Le Code mondial antidopage et le Code du sport en France ne contiennent aucune disposition relative à l’intervention et à l’assistance d’un avocat au cours de la procédure engagée contre un sportif suspecté de dopage ou faisant l’objet d’un simple contrôle, alors que ces Codes prévoient des intrusions dans la vie privée d’une particulière gravité (obligation de pouvoir être localisé à tout moment), des atteintes physiques graves (prises de sang obligatoires) ou intimes (contrôle urinaire devant témoins appelés « chaperone » en anglais ou « escort » en français).
Un sportif, vérifié, suspecté ou accusé de dopage, ne pourra à aucun moment solliciter l’assistance d’un avocat que le sportif soit majeur ou plus grave encore, mineur.
Or, l’importance des sanctions prévues, pouvant détruire définitivement la carrière d’un sportif, au surplus jamais assisté par un avocat, au cours de la procédure de contrôle, n’a jamais suscité la moindre réprobation.
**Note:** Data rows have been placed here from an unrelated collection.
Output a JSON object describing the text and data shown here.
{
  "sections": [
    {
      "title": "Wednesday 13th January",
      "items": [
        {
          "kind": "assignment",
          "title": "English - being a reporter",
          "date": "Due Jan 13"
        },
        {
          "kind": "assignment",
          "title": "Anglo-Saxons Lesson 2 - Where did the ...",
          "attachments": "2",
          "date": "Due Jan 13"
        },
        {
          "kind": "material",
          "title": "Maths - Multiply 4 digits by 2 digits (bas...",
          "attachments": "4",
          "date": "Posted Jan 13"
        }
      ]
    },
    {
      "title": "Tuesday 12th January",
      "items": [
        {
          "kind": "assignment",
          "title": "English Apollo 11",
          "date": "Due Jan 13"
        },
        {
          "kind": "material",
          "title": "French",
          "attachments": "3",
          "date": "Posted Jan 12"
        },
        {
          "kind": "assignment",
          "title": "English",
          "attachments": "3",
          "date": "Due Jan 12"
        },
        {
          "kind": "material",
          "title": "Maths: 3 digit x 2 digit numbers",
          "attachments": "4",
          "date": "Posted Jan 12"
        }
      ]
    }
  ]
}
On en trouvera pour preuve, l’avis demandé et donné le 13 octobre 2019 sur le Code Mondial Antidopage, par Monsieur Jean-Paul Costa, pourtant ancien président de la CEDH, où il affirme avec plus de componctions que de conviction sincère :
« Il demeure que les sanctions que prévoit le Code ne sont pas pénales stricto sensu. Mais, même si toutes les dispositions de l’article 6 de la Convention européenne ne doivent pas s’appliquer dans toute leur rigueur, même si par exemple les §§ 2 et 3 de l’article 6 – présomption d’innocence – droit de la défense sont moins manifestement applicables que pour les sanctions vraiment pénales, il semble important de trouver des garanties proportionnées dans le cas de sanctions sportives ».
Le Code du sport français indique en son article L232-21-1 (Chapitre II : Lutte contre le dopage) :
« Toute personne convoquée a le droit de se faire assister ou représenter par un conseil de son choix ».
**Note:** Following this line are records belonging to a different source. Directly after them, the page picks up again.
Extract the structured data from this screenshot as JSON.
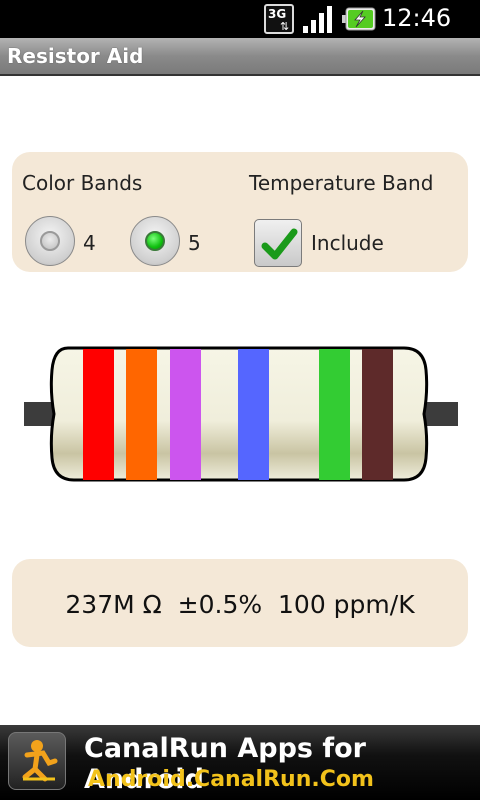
{
  "status_bar": {
    "network_label": "3G",
    "time": "12:46"
  },
  "app": {
    "title": "Resistor Aid"
  },
  "options": {
    "color_bands_label": "Color Bands",
    "temperature_band_label": "Temperature Band",
    "band_options": [
      {
        "label": "4",
        "checked": false
      },
      {
        "label": "5",
        "checked": true
      }
    ],
    "include_label": "Include",
    "include_checked": true
  },
  "resistor": {
    "body_color": "#f3f1dc",
    "band_colors": [
      "#ff0000",
      "#ff6600",
      "#cc55ee",
      "#5566ff",
      "#33cc33",
      "#5e2a2a"
    ],
    "band_names": [
      "red",
      "orange",
      "violet",
      "blue",
      "green",
      "brown"
    ]
  },
  "result": {
    "resistance": "237M Ω",
    "tolerance": "±0.5%",
    "temp_coefficient": "100 ppm/K"
  },
  "ad": {
    "title": "CanalRun Apps for Android",
    "url": "Android.CanalRun.Com",
    "accent_color": "#f2c21b"
  }
}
Néanmoins, le règlement d’arbitrage pour les Jeux Olympiques de 2024, apporte une restriction :
« Les parties peuvent se faire représenter ou assister par les personnes de leur choix, dans la mesure où les circonstances le permettent, notamment au regard du délai fixé par la sentence ».
Les avocats étant bien entendu incapables de respecter un délai de procédure, cette restriction est de la dernière indécence !
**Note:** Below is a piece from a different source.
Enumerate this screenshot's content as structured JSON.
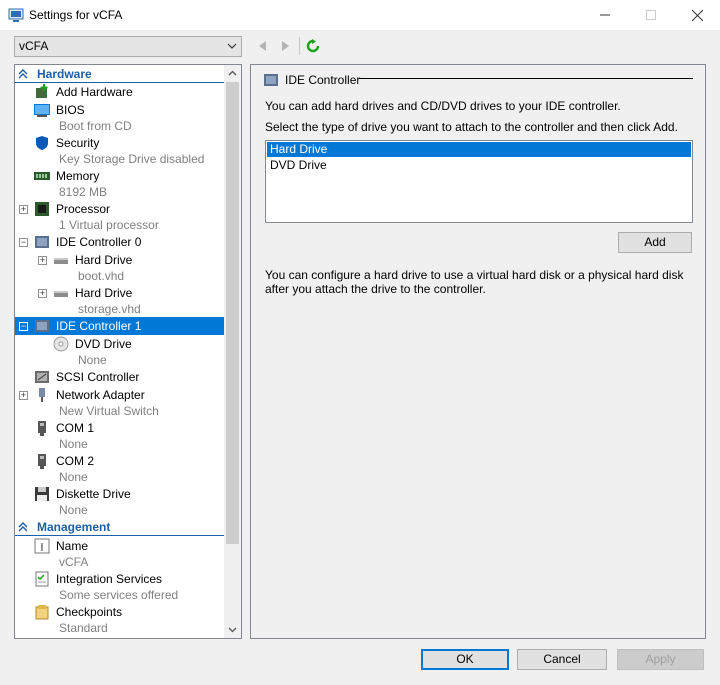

Enfin, le site du TAS (Tribunal arbitral du sport) prévoit dans son onglet « documents utiles », un formulaire de demande d’arbitrage pour les JO, mais l’onglet est vide !
1) Un sportif désigné pour subir un contrôle antidopage est immédiatement mis sous la surveillance d’un chaperon, selon la version anglaise du Code antidopage de l’Agence mondiale antidopage (AMA) ou d’une escorte selon la version française, les rédacteurs des textes n’étant pas des linguistes bien inspirés.
Cette personne suivra et surveillera le sportif désigné, jusqu’au point de contrôle, soit pour un prélèvement urinaire, soit pour un prélèvement sanguin, soit pour les deux.
À noter que le sportif doit normalement s’abstenir de boire et ne doit répondre aux médias que succinctement pour ne pas retarder le contrôle, dans le premier cas pour ne pas délayer le produit recherché, et dans le second cas, parce que certains produits ont une empreinte de temps limitée.
2) Le prélèvement urinaire effectué sous une surveillance constante et méticuleuse, le sportif ou la sportive prélevé(e) devant être dénudé(e) depuis le sternum jusqu’aux genoux, ce qui est extrêmement gênant et porte atteinte à la pudeur.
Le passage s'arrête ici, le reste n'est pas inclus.